Reading and QPR look doomed to drop but will be handsomely compensated for their failure.

by Richard Brook

The Football League is to investigate potential ways to mitigate a proposed rise in parachute payments for clubs newly relegated from the Premier League, putting the justness of these payments under the microscope once again. Under the proposals a relegated club will get £23 million in the first year, £18 million in the second year and £9 million for the two seasons thereafter. The solidarity payments to a Championship club, not entitled to parachute payments will reportedly be £2.3 million, by way of contrast. It is not just the level of the payment it is the payment’s very existence, in their current form, which is arguably inequitable.

The Football League is considering withholding its own sponsorship and television revenue from clubs receiving parachute payments, or a salary cap across all clubs. It has been reported that as a last resort the Football League might consider turning its back on the Premier League altogether, although this is thought extremely unlikely and an absolute last resort.

If any other business found themselves in the position of a club facing relegation from the Premier League, that is to say facing a very foreseeable and drastic reduction in revenue streams, they would be expected to reduce expenditure to ensure they remained viable, should the foreseen reduction transpire. In football this is plainly impossible. You cannot expect a club that may or may or may not go down, to wave the white flag and begin off-loading players while they have a chance of survival. Even if this was the expectation, the transfer window system would likely prevent this pre-emptive action.

With this in mind it seems beyond question that a club relegated from the Premier League will take a Premier League squad and therefore Premier League wages down to the Championship. This is unavoidable in the interests of sporting competition. The club must be allowed to end of their Premier League stay, to the absolute best of their ability. Logically it follows that there must be some kind of financial support in place to handle the consequences of this.

The current answer is mumbled and incoherent: parachute payments. The current answer is wrong. It might be seen as a spectacular example of the self-interested, self preservationist attitude of the Premier League and its member clubs. It seems anti-competitive, in a sporting sense at least, and one wonders if it might not be in a business / legal sense also. It creates an unfair field of play in the Championship, providing relegated sides with a spring board towards promotion back to the top flight. It all feels as if it is done with a view to maintaining the status quo. After all if the wrong sides got relegated from the Premiership and the wrong sides got promoted from the Championship the television rights might not be worth quite so much.

So the current system, whether or not with the aim of seeing familiar faces return to the Premier League, makes it a financial option to keep a decent amount of Premier League standard players or to get rid of some or all high earners and spend the parachute payments assembling a stellar line-up, by second tier standards, to provide a shot at an instant return to the Premier League. After all it is increasingly regular for chairman of a relegation threatened club to approach the Premier League with an ‘all or bust’ mentality. The same chairmen are likely to be prepared to gamble the parachute payments on promotion back to the Promised Land. Such attitudes might be considered reckless at a time when many football clubs are facing uncertain financial futures.

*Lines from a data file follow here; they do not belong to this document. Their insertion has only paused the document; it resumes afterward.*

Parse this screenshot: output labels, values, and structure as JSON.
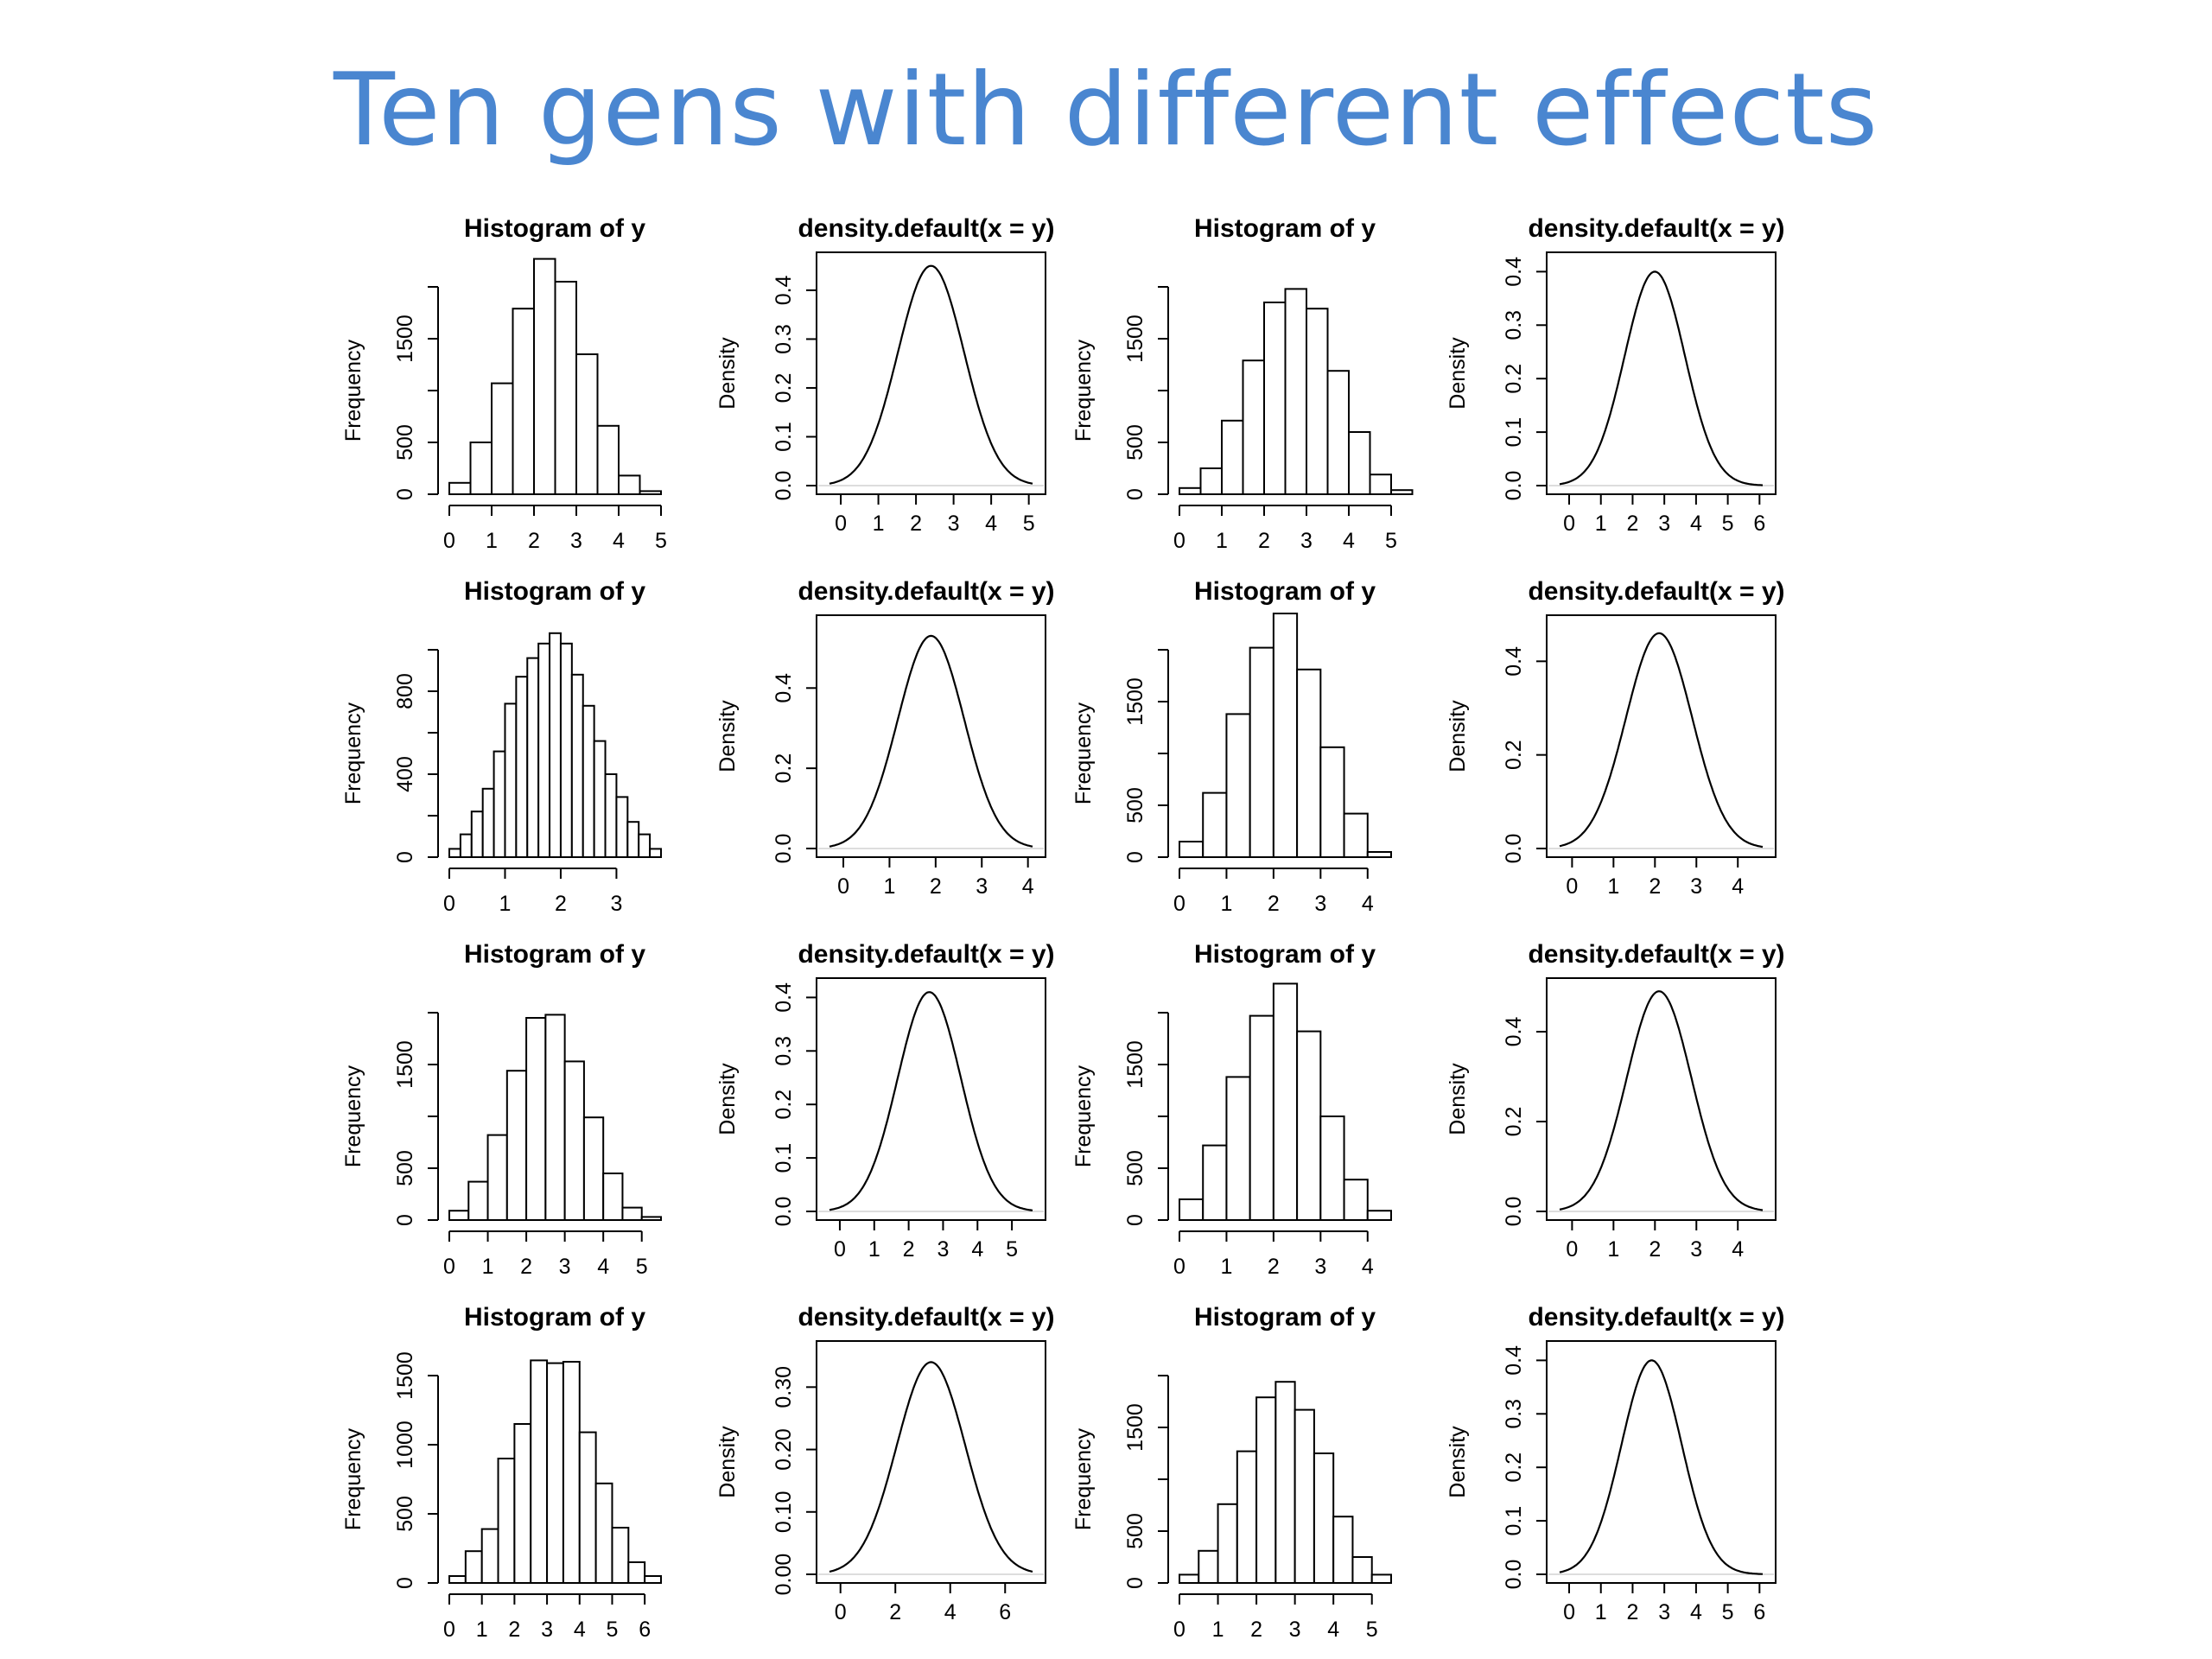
{
  "slide": {
    "title": "Ten gens with different effects"
  },
  "chart_data": [
    {
      "type": "bar",
      "title": "Histogram of y",
      "xlabel": "",
      "ylabel": "Frequency",
      "xlim": [
        0,
        5
      ],
      "xticks": [
        0,
        1,
        2,
        3,
        4,
        5
      ],
      "yticks": [
        0,
        500,
        1500
      ],
      "yaxis_top": 2000,
      "bin_width": 0.5,
      "bin_start": 0,
      "values": [
        110,
        500,
        1070,
        1790,
        2270,
        2050,
        1350,
        660,
        180,
        30
      ]
    },
    {
      "type": "line",
      "title": "density.default(x = y)",
      "xlabel": "",
      "ylabel": "Density",
      "xlim": [
        -0.3,
        5.1
      ],
      "ylim": [
        0,
        0.46
      ],
      "xticks": [
        0,
        1,
        2,
        3,
        4,
        5
      ],
      "yticks": [
        "0.0",
        "0.1",
        "0.2",
        "0.3",
        "0.4"
      ],
      "ytick_values": [
        0,
        0.1,
        0.2,
        0.3,
        0.4
      ],
      "peak_x": 2.4,
      "peak_y": 0.45,
      "sd": 0.88
    },
    {
      "type": "bar",
      "title": "Histogram of y",
      "xlabel": "",
      "ylabel": "Frequency",
      "xlim": [
        0,
        5
      ],
      "xticks": [
        0,
        1,
        2,
        3,
        4,
        5
      ],
      "yticks": [
        0,
        500,
        1500
      ],
      "yaxis_top": 2000,
      "bin_width": 0.5,
      "bin_start": 0,
      "values": [
        60,
        250,
        710,
        1290,
        1850,
        1980,
        1790,
        1190,
        600,
        190,
        40
      ]
    },
    {
      "type": "line",
      "title": "density.default(x = y)",
      "xlabel": "",
      "ylabel": "Density",
      "xlim": [
        -0.3,
        6.1
      ],
      "ylim": [
        0,
        0.42
      ],
      "xticks": [
        0,
        1,
        2,
        3,
        4,
        5,
        6
      ],
      "yticks": [
        "0.0",
        "0.1",
        "0.2",
        "0.3",
        "0.4"
      ],
      "ytick_values": [
        0,
        0.1,
        0.2,
        0.3,
        0.4
      ],
      "peak_x": 2.7,
      "peak_y": 0.4,
      "sd": 0.95
    },
    {
      "type": "bar",
      "title": "Histogram of y",
      "xlabel": "",
      "ylabel": "Frequency",
      "xlim": [
        0,
        3.8
      ],
      "xticks": [
        0,
        1,
        2,
        3
      ],
      "yticks": [
        0,
        400,
        800
      ],
      "yaxis_top": 1000,
      "bin_width": 0.2,
      "bin_start": 0,
      "values": [
        40,
        110,
        220,
        330,
        510,
        740,
        870,
        960,
        1030,
        1080,
        1030,
        880,
        730,
        560,
        400,
        290,
        170,
        110,
        40
      ]
    },
    {
      "type": "line",
      "title": "density.default(x = y)",
      "xlabel": "",
      "ylabel": "Density",
      "xlim": [
        -0.3,
        4.1
      ],
      "ylim": [
        0,
        0.56
      ],
      "xticks": [
        0,
        1,
        2,
        3,
        4
      ],
      "yticks": [
        "0.0",
        "0.2",
        "0.4"
      ],
      "ytick_values": [
        0,
        0.2,
        0.4
      ],
      "peak_x": 1.9,
      "peak_y": 0.53,
      "sd": 0.72
    },
    {
      "type": "bar",
      "title": "Histogram of y",
      "xlabel": "",
      "ylabel": "Frequency",
      "xlim": [
        0,
        4.5
      ],
      "xticks": [
        0,
        1,
        2,
        3,
        4
      ],
      "yticks": [
        0,
        500,
        1500
      ],
      "yaxis_top": 2000,
      "bin_width": 0.5,
      "bin_start": 0,
      "values": [
        150,
        620,
        1380,
        2020,
        2350,
        1810,
        1060,
        420,
        50
      ]
    },
    {
      "type": "line",
      "title": "density.default(x = y)",
      "xlabel": "",
      "ylabel": "Density",
      "xlim": [
        -0.3,
        4.6
      ],
      "ylim": [
        0,
        0.48
      ],
      "xticks": [
        0,
        1,
        2,
        3,
        4
      ],
      "yticks": [
        "0.0",
        "0.2",
        "0.4"
      ],
      "ytick_values": [
        0,
        0.2,
        0.4
      ],
      "peak_x": 2.1,
      "peak_y": 0.46,
      "sd": 0.8
    },
    {
      "type": "bar",
      "title": "Histogram of y",
      "xlabel": "",
      "ylabel": "Frequency",
      "xlim": [
        0,
        5.5
      ],
      "xticks": [
        0,
        1,
        2,
        3,
        4,
        5
      ],
      "yticks": [
        0,
        500,
        1500
      ],
      "yaxis_top": 2000,
      "bin_width": 0.5,
      "bin_start": 0,
      "values": [
        90,
        370,
        820,
        1440,
        1950,
        1980,
        1530,
        990,
        450,
        120,
        30
      ]
    },
    {
      "type": "line",
      "title": "density.default(x = y)",
      "xlabel": "",
      "ylabel": "Density",
      "xlim": [
        -0.3,
        5.6
      ],
      "ylim": [
        0,
        0.42
      ],
      "xticks": [
        0,
        1,
        2,
        3,
        4,
        5
      ],
      "yticks": [
        "0.0",
        "0.1",
        "0.2",
        "0.3",
        "0.4"
      ],
      "ytick_values": [
        0,
        0.1,
        0.2,
        0.3,
        0.4
      ],
      "peak_x": 2.6,
      "peak_y": 0.41,
      "sd": 0.92
    },
    {
      "type": "bar",
      "title": "Histogram of y",
      "xlabel": "",
      "ylabel": "Frequency",
      "xlim": [
        0,
        4.5
      ],
      "xticks": [
        0,
        1,
        2,
        3,
        4
      ],
      "yticks": [
        0,
        500,
        1500
      ],
      "yaxis_top": 2000,
      "bin_width": 0.5,
      "bin_start": 0,
      "values": [
        200,
        720,
        1380,
        1970,
        2280,
        1820,
        1000,
        390,
        90
      ]
    },
    {
      "type": "line",
      "title": "density.default(x = y)",
      "xlabel": "",
      "ylabel": "Density",
      "xlim": [
        -0.3,
        4.6
      ],
      "ylim": [
        0,
        0.5
      ],
      "xticks": [
        0,
        1,
        2,
        3,
        4
      ],
      "yticks": [
        "0.0",
        "0.2",
        "0.4"
      ],
      "ytick_values": [
        0,
        0.2,
        0.4
      ],
      "peak_x": 2.1,
      "peak_y": 0.49,
      "sd": 0.78
    },
    {
      "type": "bar",
      "title": "Histogram of y",
      "xlabel": "",
      "ylabel": "Frequency",
      "xlim": [
        0,
        6.5
      ],
      "xticks": [
        0,
        1,
        2,
        3,
        4,
        5,
        6
      ],
      "yticks": [
        0,
        500,
        1000,
        1500
      ],
      "yaxis_top": 1500,
      "bin_width": 0.5,
      "bin_start": 0,
      "values": [
        50,
        230,
        390,
        900,
        1150,
        1610,
        1590,
        1600,
        1090,
        720,
        400,
        150,
        50
      ]
    },
    {
      "type": "line",
      "title": "density.default(x = y)",
      "xlabel": "",
      "ylabel": "Density",
      "xlim": [
        -0.4,
        7
      ],
      "ylim": [
        0,
        0.36
      ],
      "xticks": [
        0,
        2,
        4,
        6
      ],
      "yticks": [
        "0.00",
        "0.10",
        "0.20",
        "0.30"
      ],
      "ytick_values": [
        0,
        0.1,
        0.2,
        0.3
      ],
      "peak_x": 3.3,
      "peak_y": 0.34,
      "sd": 1.25
    },
    {
      "type": "bar",
      "title": "Histogram of y",
      "xlabel": "",
      "ylabel": "Frequency",
      "xlim": [
        0,
        5.5
      ],
      "xticks": [
        0,
        1,
        2,
        3,
        4,
        5
      ],
      "yticks": [
        0,
        500,
        1500
      ],
      "yaxis_top": 2000,
      "bin_width": 0.5,
      "bin_start": 0,
      "values": [
        80,
        310,
        760,
        1270,
        1790,
        1940,
        1670,
        1250,
        640,
        250,
        80
      ]
    },
    {
      "type": "line",
      "title": "density.default(x = y)",
      "xlabel": "",
      "ylabel": "Density",
      "xlim": [
        -0.3,
        6.1
      ],
      "ylim": [
        0,
        0.42
      ],
      "xticks": [
        0,
        1,
        2,
        3,
        4,
        5,
        6
      ],
      "yticks": [
        "0.0",
        "0.1",
        "0.2",
        "0.3",
        "0.4"
      ],
      "ytick_values": [
        0,
        0.1,
        0.2,
        0.3,
        0.4
      ],
      "peak_x": 2.6,
      "peak_y": 0.4,
      "sd": 0.95
    }
  ]
}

In my view parachute payments should be done away with and replaced by discretionary funds for relegated clubs, provided from the Premier League and administered by the Football League. The option to retain players, by choice, that a club’s post-relegation wage structure cannot support, should be removed. The option to purchase players that a club’s post-relegation playing budget cannot accommodate should also disappear. Parachute payments should be about helping cover costs, following the decrease in revenues that accompanies relegation. These payments should and must not be the helping hand towards promotion that they currently are.

The payment should cover player wages as required until the end of the summer transfer window, during which time the relegated clubs should be trying to move on players that they cannot afford to keep. If the Football League are satisfied with the club’s efforts to move the player’s on, wages up until the winter window should come out of the payments. This should continue on a window to window basis until the payments are exhausted, and the same method should be applied to all costs that can no longer be met.

The above method of making the payments should reduce the financial burden of relegation from the Premier League, and the associated loss of revenue, primarily television revenues, without the currently associated tilting of the Football League playing field. This is however only a suggestion of a way to achieve relative fairness in a drastically unfair system.

The best thing for English Football would be for the Football Association to properly assert themselves as the national governing body of the sport and take a good degree of power back from the Premier League. In doing so the FA would be able to distribute television revenues appropriately. Of the 2011/12 Premier League television revenue, which was reportedly £1.2 billion, over 80% (£968 million) remained in the Premier League. A cynical person might suggest that this level of money is retained to inflate Premier League wages to secure top talent, to secure a better TV deal next time. If this money were split more fairly there could be all kinds of benefits such as increased investment in grass roots football and pertinently here, the financial transition from Premier League to Championship, for a relegated club, would be somewhat smoother.

The Football League are sensible and indeed duty bound to act in their own interests on this. Whether deliberate or not the Premier League proposal seems like it can only serve to widen the gap between English football’s top two tiers. A non-competitive league system serves no-one’s best interests, less still those of neutral or supporter.